Que os crentes sejam exortados a "aperfeiçoar a santidade no temor de Deus" — a "seguir para a perfeição" — a "ser perfeitos", nenhum leitor atento de sua Bíblia pensará em negar. (2 Coríntios 7. 1; Hebreus 6. 1; 2 Coríntios 13. 11). Mas ainda preciso aprender que exista uma única passagem na Escritura que ensine que uma perfeição literal, uma completa e total liberdade do pecado, seja em pensamento, palavra ou ação, é atingível, ou tenha sido alguma vez atingida, por qualquer filho de Adão neste mundo. Uma perfeição comparativa, uma perfeição no conhecimento, uma consistência em todas as áreas da vida, uma firmeza completa em cada ponto da doutrina — isso pode ser visto ocasionalmente em alguns dos crentes de Deus. Mas quanto a uma perfeição literal absoluta, os santos mais eminentes de Deus em todas as épocas sempre foram os últimos a reivindicá-la! Pelo contrário, sempre tiveram a mais profunda consciência de sua total indignidade e imperfeição. Quanto mais luz espiritual desfrutaram, mais perceberam seus inúmeros defeitos e falhas. Quanto mais graça receberam, mais foram "revestidos de humildade" (1 Pedro 5. 5).
Que santo pode ser nomeado na Palavra de Deus, cuja vida tenha muitos detalhes registrados, que tenha sido literalmente e absolutamente perfeito? Qual deles, ao escrever sobre si mesmo, falou de se sentir livre da imperfeição? Pelo contrário, homens como Davi, e São Paulo, e São João, declaram na linguagem mais forte que sentem, em seus próprios corações, fraqueza e pecado. Os homens mais santos dos tempos modernos sempre foram notáveis por sua profunda humildade. Já vimos homens mais santos do que o mártir John Bradford, ou Hooker, ou Usher, ou Baxter, ou Rutherford, ou M’Cheyne? E, no entanto, ninguém pode ler os escritos e cartas desses homens sem perceber que se sentiam "devedores à misericórdia e à graça" todos os dias, e a última coisa que reivindicavam era a perfeição!
Diante de fatos como esses, devo protestar contra a linguagem usada em muitos lugares, nestes últimos dias, sobre perfeição. Devo pensar que aqueles que a utilizam ou conhecem muito pouco da natureza do pecado, ou dos atributos de Deus, ou de seus próprios corações, ou da Bíblia, ou do significado das palavras.

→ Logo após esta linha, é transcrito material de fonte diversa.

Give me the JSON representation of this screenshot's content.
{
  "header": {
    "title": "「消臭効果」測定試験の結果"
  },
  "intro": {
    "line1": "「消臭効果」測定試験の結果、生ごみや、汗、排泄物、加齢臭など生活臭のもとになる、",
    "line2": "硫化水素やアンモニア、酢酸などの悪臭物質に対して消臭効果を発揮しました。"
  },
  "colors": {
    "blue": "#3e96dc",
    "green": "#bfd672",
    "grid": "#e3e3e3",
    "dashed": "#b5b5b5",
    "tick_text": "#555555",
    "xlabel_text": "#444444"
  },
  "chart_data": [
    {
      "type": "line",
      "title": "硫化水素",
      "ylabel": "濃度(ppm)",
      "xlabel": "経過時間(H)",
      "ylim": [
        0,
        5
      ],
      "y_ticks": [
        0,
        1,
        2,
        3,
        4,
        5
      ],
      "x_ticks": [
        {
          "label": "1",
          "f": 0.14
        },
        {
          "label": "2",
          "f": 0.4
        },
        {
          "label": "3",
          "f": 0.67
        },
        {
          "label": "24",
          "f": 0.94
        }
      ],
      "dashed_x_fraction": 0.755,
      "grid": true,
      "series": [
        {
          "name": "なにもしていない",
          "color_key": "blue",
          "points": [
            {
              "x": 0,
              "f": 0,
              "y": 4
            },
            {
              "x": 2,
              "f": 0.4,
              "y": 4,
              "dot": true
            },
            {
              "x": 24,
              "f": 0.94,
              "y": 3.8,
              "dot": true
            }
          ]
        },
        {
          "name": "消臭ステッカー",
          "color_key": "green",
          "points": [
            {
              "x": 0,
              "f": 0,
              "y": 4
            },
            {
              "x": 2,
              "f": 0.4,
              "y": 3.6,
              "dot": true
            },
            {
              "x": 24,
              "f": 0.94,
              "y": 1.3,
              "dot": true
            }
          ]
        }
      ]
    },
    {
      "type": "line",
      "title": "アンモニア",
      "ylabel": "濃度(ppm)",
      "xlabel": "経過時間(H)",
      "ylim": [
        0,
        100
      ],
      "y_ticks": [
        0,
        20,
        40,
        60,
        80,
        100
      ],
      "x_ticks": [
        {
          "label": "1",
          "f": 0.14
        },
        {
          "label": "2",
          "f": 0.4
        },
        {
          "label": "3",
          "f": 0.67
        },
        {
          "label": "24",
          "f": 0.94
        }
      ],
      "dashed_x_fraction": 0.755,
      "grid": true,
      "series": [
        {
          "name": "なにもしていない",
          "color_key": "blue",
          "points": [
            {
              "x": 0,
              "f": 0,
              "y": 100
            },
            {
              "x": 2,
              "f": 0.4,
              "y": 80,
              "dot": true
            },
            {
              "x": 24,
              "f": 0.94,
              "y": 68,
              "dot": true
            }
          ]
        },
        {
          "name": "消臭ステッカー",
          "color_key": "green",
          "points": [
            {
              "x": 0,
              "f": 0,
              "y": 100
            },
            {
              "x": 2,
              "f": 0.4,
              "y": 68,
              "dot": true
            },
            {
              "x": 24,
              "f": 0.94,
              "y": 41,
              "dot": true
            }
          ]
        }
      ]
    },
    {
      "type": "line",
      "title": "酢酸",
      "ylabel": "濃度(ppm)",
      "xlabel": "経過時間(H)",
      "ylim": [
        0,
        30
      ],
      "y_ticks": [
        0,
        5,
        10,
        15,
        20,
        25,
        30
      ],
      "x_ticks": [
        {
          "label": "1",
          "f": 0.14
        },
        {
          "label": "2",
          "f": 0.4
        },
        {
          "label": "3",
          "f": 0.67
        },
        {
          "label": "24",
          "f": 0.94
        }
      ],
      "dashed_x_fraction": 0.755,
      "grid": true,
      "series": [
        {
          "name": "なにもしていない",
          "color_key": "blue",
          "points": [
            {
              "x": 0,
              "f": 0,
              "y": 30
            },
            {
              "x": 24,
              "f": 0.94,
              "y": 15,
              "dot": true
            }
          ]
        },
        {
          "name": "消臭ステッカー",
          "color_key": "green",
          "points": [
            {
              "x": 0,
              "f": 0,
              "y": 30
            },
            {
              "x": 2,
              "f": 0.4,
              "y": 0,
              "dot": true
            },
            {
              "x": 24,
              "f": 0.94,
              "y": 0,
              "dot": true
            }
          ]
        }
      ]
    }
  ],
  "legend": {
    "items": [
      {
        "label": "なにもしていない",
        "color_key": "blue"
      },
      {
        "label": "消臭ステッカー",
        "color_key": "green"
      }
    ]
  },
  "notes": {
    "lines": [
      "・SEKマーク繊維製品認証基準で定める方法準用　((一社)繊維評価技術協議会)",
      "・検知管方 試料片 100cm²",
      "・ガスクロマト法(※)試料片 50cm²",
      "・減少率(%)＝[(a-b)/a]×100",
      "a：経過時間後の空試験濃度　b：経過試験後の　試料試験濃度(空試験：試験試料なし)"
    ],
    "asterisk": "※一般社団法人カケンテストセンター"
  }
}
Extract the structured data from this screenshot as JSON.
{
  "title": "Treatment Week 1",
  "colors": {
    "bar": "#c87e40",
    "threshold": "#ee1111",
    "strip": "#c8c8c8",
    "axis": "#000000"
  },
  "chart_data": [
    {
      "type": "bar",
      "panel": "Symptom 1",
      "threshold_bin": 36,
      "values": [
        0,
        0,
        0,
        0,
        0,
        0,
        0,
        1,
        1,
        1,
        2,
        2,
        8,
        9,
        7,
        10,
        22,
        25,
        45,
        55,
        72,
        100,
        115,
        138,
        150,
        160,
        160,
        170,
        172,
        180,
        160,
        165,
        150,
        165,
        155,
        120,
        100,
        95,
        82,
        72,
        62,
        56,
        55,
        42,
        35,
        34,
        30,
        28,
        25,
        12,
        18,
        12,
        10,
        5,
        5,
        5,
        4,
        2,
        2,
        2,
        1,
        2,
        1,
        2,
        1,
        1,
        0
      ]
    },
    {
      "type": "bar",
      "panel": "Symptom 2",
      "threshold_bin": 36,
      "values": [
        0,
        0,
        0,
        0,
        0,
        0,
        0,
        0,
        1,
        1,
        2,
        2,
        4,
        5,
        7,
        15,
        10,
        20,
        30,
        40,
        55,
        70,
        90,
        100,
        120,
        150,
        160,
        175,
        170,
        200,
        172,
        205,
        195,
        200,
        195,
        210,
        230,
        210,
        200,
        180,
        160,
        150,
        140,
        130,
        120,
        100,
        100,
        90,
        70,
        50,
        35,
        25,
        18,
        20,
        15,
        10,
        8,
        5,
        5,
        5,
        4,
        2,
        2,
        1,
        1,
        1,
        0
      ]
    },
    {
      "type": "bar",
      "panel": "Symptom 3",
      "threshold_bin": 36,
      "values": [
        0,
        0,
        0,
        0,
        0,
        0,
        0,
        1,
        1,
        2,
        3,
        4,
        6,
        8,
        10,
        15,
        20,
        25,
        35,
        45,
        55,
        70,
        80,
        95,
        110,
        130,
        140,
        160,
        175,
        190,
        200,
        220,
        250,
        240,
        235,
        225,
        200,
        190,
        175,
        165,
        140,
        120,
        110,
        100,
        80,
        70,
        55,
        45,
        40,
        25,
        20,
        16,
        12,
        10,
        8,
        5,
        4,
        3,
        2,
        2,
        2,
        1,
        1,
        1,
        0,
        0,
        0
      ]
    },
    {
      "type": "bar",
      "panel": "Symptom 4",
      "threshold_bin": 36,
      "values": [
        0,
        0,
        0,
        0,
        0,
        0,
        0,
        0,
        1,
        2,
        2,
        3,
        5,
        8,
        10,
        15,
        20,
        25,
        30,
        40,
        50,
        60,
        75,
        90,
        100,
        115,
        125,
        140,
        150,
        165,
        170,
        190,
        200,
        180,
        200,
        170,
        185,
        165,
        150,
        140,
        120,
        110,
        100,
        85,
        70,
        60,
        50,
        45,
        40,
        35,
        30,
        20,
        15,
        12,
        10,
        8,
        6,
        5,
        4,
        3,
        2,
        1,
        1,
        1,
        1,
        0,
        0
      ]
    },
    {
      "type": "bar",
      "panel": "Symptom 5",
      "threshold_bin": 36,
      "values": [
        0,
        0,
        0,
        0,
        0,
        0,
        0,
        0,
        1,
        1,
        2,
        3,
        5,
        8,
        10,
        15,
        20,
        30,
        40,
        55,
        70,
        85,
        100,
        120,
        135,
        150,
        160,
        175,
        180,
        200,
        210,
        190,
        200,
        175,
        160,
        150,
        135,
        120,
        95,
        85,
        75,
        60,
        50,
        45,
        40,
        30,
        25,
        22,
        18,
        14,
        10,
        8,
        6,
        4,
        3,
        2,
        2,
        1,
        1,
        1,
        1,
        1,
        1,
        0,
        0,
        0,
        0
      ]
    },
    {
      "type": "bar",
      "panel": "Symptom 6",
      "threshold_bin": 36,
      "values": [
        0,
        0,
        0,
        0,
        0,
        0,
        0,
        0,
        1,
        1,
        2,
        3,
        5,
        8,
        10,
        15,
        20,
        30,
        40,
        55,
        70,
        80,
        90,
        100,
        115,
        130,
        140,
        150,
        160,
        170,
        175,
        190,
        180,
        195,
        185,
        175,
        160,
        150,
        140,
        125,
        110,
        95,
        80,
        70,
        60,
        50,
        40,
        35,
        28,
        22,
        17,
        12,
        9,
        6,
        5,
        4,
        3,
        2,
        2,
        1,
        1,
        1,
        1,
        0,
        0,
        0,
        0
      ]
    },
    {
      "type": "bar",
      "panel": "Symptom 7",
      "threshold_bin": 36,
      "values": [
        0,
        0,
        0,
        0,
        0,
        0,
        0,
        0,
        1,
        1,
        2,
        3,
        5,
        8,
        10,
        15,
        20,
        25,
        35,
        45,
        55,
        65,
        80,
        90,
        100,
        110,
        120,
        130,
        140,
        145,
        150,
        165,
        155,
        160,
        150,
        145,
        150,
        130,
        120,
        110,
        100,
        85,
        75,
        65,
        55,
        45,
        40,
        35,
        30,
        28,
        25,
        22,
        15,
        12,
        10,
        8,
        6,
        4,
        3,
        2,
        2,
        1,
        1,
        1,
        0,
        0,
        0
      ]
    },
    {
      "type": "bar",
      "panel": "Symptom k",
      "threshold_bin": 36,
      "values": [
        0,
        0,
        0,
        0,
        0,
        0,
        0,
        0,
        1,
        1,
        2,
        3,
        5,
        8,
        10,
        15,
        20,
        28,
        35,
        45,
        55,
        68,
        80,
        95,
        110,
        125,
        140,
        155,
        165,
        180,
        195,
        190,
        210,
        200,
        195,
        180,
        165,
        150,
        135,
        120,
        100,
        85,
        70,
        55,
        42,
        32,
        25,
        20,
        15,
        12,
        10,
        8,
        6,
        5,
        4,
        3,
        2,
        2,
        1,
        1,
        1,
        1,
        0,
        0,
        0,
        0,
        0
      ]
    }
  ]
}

Quando um cristão professo me diz friamente que já superou hinos como "Tal como estou" e que eles estão abaixo de sua experiência atual, embora o tenham servido quando começou na religião, devo pensar que sua alma está em um estado muito doentio! Quando um homem pode falar com frieza sobre a possibilidade de "viver sem pecado" enquanto está no corpo, e pode realmente dizer que "não teve um mau pensamento por três meses", só posso dizer que, em minha opinião, ele é um cristão muito ignorante! Protesto contra tal ensino. Ele não apenas não faz bem algum, como faz um enorme mal. Desagrada e afasta da religião homens de visão aguçada do mundo, que sabem que isso é incorreto e falso. Deprime alguns dos melhores filhos de Deus, que sentem que nunca poderão atingir "perfeição" desse tipo. Infla muitos irmãos fracos, que imaginam ser algo quando não são nada. Em resumo, é uma ilusão perigosa.
(4) Em quarto lugar, é sábio afirmar de maneira tão positiva e violenta, como muitos fazem, que o capítulo 7 da Epístola aos Romanos não descreve a experiência do santo amadurecido, mas a experiência do homem não regenerado, ou do crente fraco e não estabelecido? Eu duvido disso.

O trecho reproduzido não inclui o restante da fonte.